Заметила это и мать, спросила — не просто так, а с лукавым кокетством:
— Вы куда-то торопитесь? Или вам скучно?
— Что вы? Нет, нет... — Роберт Иванович вроде бы даже испугался. — Никуда не тороплюсь. А почему вы спросили?
— А на часы зачем все посматриваете?
Он с веселым недоумением округлил глаза:
— Да что вы? Я и не замечаю. Вот что значит привычка.
Бабушкины часы, заржавленно проскрежетав, глухо ударили в очередной раз; Роберт Иванович быстро глянул на свои — словно вновь сверяя время.
— Опять, опять! — торжествующе засмеялась мать.
— Действительно. Теперь и я поймал себя на этом, — улыбнулся Роберт Иванович.

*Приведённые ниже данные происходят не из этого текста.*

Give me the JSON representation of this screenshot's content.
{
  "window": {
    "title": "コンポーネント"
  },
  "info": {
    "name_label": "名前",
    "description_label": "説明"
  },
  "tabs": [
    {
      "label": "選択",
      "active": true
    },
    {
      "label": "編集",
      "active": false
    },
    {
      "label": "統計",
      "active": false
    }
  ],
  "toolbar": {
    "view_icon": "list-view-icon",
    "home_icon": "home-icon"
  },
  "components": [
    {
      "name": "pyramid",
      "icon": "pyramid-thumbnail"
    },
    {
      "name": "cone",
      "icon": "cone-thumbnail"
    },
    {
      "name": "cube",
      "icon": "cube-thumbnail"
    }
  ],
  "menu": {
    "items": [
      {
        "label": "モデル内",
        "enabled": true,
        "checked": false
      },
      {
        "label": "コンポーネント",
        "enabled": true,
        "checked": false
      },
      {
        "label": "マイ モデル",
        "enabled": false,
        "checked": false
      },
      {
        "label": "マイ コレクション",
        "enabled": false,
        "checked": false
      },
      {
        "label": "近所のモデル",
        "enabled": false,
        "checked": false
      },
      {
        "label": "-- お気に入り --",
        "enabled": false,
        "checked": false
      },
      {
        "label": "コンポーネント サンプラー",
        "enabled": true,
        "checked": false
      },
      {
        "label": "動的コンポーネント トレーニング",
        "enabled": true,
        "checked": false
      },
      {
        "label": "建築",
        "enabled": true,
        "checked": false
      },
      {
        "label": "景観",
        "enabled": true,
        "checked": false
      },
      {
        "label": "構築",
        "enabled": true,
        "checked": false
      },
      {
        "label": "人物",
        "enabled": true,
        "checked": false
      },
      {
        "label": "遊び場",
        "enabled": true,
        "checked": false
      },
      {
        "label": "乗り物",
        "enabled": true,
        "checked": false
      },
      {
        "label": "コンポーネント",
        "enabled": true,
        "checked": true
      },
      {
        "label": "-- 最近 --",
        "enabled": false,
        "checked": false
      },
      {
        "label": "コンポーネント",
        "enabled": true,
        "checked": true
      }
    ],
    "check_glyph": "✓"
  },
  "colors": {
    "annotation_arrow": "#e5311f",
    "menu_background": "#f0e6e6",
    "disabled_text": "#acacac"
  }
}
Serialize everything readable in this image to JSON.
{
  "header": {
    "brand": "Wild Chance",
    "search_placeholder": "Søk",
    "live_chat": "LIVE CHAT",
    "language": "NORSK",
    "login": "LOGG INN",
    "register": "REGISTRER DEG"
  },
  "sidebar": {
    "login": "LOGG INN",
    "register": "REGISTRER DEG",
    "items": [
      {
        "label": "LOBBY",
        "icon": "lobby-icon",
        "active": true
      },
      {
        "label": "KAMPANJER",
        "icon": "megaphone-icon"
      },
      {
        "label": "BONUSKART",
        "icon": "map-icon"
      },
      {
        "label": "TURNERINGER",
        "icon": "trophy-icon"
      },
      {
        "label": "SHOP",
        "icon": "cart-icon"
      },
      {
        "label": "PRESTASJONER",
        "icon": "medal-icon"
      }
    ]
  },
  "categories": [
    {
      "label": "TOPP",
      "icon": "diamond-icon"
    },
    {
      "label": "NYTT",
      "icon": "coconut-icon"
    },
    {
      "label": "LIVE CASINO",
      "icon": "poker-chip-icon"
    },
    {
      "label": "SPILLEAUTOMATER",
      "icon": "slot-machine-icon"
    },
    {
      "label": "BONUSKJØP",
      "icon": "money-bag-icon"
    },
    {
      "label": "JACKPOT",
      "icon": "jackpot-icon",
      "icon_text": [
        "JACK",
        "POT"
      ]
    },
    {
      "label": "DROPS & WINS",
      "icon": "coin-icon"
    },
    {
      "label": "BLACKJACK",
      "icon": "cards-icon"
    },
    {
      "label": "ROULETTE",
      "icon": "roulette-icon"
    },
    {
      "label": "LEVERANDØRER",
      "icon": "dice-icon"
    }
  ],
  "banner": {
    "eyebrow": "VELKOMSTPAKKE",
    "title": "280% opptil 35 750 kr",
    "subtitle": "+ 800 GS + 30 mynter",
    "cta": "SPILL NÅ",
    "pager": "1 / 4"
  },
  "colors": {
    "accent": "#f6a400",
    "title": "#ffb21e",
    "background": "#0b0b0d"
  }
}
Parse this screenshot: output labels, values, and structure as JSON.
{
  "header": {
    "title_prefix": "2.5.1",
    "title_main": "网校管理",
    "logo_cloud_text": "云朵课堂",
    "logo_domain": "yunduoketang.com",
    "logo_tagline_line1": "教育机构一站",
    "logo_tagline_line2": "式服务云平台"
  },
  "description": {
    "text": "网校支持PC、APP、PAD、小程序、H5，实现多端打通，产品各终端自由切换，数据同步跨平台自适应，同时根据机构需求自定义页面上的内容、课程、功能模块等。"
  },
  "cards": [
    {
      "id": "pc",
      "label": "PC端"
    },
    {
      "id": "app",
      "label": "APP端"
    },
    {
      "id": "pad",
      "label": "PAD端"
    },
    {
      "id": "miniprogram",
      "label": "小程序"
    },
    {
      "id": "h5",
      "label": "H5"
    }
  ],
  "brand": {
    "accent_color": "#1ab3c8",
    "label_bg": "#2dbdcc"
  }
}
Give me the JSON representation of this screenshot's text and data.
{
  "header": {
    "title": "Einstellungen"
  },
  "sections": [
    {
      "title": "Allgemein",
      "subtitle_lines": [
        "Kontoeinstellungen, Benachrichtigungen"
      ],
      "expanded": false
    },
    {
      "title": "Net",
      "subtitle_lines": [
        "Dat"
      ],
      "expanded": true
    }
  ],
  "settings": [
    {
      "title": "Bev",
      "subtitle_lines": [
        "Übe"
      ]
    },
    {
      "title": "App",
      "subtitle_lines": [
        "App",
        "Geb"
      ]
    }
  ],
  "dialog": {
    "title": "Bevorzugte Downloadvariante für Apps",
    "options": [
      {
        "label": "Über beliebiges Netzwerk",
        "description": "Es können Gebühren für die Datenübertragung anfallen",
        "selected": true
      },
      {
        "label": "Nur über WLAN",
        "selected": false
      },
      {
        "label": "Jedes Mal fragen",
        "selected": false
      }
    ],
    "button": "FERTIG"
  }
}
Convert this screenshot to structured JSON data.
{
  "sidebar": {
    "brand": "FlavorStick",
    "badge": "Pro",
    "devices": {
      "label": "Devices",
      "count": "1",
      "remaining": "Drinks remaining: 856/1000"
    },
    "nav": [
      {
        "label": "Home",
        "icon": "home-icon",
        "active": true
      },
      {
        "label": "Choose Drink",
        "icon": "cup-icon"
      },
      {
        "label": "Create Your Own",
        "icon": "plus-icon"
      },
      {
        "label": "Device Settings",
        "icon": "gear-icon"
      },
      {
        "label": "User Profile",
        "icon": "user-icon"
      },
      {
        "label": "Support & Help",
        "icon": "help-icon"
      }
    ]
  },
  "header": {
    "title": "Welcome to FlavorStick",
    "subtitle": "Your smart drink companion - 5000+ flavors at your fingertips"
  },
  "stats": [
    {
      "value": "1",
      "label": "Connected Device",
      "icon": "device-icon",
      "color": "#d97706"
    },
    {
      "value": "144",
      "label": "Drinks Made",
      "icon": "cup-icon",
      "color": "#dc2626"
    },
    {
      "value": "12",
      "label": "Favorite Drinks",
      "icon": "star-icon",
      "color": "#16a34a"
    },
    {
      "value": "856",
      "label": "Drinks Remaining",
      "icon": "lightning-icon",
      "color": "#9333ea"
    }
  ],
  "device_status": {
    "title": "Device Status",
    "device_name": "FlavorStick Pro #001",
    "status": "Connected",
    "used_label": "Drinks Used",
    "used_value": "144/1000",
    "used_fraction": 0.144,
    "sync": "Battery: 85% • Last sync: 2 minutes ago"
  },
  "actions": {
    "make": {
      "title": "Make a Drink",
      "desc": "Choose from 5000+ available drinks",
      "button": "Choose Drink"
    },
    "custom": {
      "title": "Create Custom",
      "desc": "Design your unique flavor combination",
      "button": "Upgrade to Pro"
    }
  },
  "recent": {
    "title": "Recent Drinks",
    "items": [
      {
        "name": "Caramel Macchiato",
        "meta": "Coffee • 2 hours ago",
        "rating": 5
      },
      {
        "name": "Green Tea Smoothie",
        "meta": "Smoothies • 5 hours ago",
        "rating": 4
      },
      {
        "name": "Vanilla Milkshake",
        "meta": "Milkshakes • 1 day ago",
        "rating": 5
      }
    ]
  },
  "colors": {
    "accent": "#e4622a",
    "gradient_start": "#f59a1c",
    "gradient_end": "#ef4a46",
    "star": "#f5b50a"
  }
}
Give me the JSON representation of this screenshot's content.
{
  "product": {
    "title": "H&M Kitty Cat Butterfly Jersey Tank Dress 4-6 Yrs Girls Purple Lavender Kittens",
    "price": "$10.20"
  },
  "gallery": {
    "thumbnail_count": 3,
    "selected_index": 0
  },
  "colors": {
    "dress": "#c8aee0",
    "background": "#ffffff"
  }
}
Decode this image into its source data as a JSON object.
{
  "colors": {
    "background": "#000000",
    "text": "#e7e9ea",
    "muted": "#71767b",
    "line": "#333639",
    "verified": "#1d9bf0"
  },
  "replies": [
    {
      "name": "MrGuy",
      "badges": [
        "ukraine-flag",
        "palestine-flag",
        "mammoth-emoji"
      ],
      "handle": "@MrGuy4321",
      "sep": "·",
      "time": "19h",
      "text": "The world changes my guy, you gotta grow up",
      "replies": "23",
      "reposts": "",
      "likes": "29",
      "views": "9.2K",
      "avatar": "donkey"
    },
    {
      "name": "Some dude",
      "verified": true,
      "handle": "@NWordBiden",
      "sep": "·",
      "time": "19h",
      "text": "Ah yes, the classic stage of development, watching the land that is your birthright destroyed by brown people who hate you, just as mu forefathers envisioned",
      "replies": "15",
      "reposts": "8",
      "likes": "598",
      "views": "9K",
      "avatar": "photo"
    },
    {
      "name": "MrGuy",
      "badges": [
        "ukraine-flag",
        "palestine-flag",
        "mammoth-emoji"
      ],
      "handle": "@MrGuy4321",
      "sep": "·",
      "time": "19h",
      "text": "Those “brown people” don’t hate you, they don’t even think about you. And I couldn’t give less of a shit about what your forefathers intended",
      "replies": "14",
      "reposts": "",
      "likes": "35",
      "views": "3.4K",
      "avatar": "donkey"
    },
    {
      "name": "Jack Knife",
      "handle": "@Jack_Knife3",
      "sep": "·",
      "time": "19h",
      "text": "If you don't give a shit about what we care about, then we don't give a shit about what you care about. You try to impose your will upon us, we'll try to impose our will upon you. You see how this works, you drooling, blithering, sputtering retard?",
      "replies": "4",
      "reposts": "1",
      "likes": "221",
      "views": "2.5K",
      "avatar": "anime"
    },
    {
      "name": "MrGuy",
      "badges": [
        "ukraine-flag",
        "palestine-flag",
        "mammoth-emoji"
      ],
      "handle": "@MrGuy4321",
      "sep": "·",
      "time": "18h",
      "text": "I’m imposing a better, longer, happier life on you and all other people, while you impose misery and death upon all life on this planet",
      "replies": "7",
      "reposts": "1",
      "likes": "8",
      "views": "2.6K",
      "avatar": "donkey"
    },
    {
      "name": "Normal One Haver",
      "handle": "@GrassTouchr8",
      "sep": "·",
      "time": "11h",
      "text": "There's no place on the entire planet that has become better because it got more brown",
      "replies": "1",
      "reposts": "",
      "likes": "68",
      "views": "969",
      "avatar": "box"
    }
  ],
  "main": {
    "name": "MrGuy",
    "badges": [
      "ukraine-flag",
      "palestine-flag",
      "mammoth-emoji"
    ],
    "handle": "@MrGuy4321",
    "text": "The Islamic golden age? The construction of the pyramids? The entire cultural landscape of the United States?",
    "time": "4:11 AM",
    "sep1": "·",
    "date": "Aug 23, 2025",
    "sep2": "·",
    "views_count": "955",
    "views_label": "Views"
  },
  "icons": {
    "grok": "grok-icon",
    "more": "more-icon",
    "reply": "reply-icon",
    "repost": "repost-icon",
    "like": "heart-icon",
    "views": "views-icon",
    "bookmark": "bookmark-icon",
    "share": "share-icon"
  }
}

Он опустил руки на колени и сцепил пальцы, как будто твердо решил побороть привычку. Лишь еще раз — искоса и быстро — глянул на бабушкины часы. Они пробили десять. Внимательно прослушав их пружинный скрежет, звон, Роберт Иванович неожиданно повеселел. Куда девалась его нервозность? Удивительно! Глаза заблестели, лицо стало мягким, выражение некоторой напряженности сошло с него, и он даже на стуле уселся основательно, по-домашнему, точно окончательно решил не торопиться, а посидеть здесь, в тепле и уюте комнаты, еще часок-другой. Повеселев, принялся шутить, рассказывал такие смешные истории, что Аля и мать покатывались со смеху. В какой-то момент мать, простонав, ухватилась рукой за скулу: «Ой, все мышцы на лице стянуло...» — а глаза ее светились, искрились.
Но я не запомнил его рассказов, от которых им так было смешно.
Позднее мать с Алей вышли в прихожую проводить Роберта Ивановича, и пока он надевал шинель — кавалерийскую: с полами, сметавшими пыль с головок сапог, — то и там смеялись и приглашали его заходить к нам почаще.